A tool that measures workaholism has found that 8.3 per cent of the Norwegian work force is addicted to work to the point where it becomes a health issue.
Researchers from the University of Bergen in Norway used the Bergen Work Addiction Scale (BWAS), a workaholism instrument that is based on core symptoms found in more traditional drug addictions; ie, salience, mood modification, tolerance, withdrawal symptoms, conflict, relapse, problems.

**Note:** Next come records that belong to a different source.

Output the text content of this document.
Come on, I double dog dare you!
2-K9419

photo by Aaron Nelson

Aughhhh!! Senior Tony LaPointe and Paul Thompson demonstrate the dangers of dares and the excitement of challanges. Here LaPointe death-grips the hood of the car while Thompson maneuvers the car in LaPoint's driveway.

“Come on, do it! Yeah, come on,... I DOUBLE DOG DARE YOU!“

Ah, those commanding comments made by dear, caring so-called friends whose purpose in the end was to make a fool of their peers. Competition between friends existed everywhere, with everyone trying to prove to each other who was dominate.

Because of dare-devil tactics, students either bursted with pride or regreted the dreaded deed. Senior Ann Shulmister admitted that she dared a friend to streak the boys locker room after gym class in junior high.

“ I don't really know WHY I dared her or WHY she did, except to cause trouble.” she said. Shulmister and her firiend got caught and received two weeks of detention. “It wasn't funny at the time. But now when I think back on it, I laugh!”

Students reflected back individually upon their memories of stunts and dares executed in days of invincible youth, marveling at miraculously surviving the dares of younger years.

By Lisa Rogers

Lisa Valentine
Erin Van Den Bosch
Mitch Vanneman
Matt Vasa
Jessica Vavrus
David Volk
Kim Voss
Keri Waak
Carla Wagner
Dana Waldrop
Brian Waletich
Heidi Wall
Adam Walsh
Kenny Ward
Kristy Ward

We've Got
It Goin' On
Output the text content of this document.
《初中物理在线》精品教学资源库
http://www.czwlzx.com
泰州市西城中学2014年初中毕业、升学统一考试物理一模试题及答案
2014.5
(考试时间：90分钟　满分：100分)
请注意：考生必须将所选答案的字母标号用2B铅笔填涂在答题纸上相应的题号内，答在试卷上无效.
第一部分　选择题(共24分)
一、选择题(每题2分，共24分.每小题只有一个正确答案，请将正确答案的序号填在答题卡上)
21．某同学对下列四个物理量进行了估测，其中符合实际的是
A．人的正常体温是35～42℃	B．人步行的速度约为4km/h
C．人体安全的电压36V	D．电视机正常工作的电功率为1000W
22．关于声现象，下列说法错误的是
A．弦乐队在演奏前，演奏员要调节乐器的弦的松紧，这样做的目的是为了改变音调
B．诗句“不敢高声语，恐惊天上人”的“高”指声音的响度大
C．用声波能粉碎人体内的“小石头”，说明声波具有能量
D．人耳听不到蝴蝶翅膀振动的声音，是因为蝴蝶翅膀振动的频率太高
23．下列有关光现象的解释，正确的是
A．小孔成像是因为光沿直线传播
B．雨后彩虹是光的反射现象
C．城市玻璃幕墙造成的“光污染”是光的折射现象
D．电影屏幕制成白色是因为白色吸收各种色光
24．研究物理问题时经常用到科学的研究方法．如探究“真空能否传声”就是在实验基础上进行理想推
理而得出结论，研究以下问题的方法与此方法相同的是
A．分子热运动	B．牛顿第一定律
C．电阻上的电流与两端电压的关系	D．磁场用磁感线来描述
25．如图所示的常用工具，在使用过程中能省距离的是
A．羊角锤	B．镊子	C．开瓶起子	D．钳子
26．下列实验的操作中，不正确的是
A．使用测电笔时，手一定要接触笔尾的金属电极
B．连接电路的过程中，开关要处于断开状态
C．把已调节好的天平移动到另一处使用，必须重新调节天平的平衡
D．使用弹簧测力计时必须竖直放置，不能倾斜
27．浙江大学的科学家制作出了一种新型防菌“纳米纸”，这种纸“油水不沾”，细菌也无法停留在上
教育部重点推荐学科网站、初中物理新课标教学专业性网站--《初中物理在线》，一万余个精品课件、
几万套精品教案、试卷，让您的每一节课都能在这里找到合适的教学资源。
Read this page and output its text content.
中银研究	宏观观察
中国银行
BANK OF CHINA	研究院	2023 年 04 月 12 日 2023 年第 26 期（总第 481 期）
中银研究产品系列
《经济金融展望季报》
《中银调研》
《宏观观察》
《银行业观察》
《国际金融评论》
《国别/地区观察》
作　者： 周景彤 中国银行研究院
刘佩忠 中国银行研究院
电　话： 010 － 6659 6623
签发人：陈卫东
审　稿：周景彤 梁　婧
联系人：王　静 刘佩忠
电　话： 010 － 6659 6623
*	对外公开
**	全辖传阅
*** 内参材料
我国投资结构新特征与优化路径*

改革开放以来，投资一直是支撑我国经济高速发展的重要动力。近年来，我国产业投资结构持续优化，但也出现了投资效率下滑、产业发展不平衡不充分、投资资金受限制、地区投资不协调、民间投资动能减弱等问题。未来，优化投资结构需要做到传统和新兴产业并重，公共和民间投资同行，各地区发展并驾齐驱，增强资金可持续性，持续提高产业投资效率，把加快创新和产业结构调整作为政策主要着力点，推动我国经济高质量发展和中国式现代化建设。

It assesses workaholism based on seven criteria. If the person taking the test replies 'often' or 'always' to at least four of these seven criteria, it is some indication that they may be a workaholic.
The seven criteria are: you think of how you can free up more time to work, you spend much more time working than initially intended, you work in order to reduce feelings of guilt, anxiety, helplessness and/or depression, you have been told by others to cut down on work without listening to them, you become stressed if you are prohibited from working, you deprioritise hobbies, leisure activities, and/or exercise because of your work and you work so much that it has negatively influenced your health.
Postdoctoral Fellow Cecilie Schou Andreassen and colleagues from the Department of Psychosocial Science used the criteria to assess workaholism in a nationally representative sample.
The study found that 8.3 per cent of all Norwegians are addicted to work. There are, however, no differences between the genders. Both men and women tend to compulsively overwork.
"We did find that younger adults were affected to a greater extent than older workers. However, workaholism seems unrelated to gender, education level, marital status or part-time versus full-time employment," said Andreassen.
Those with caretaker responsibility for children living at home were more likely to be affected than those without children.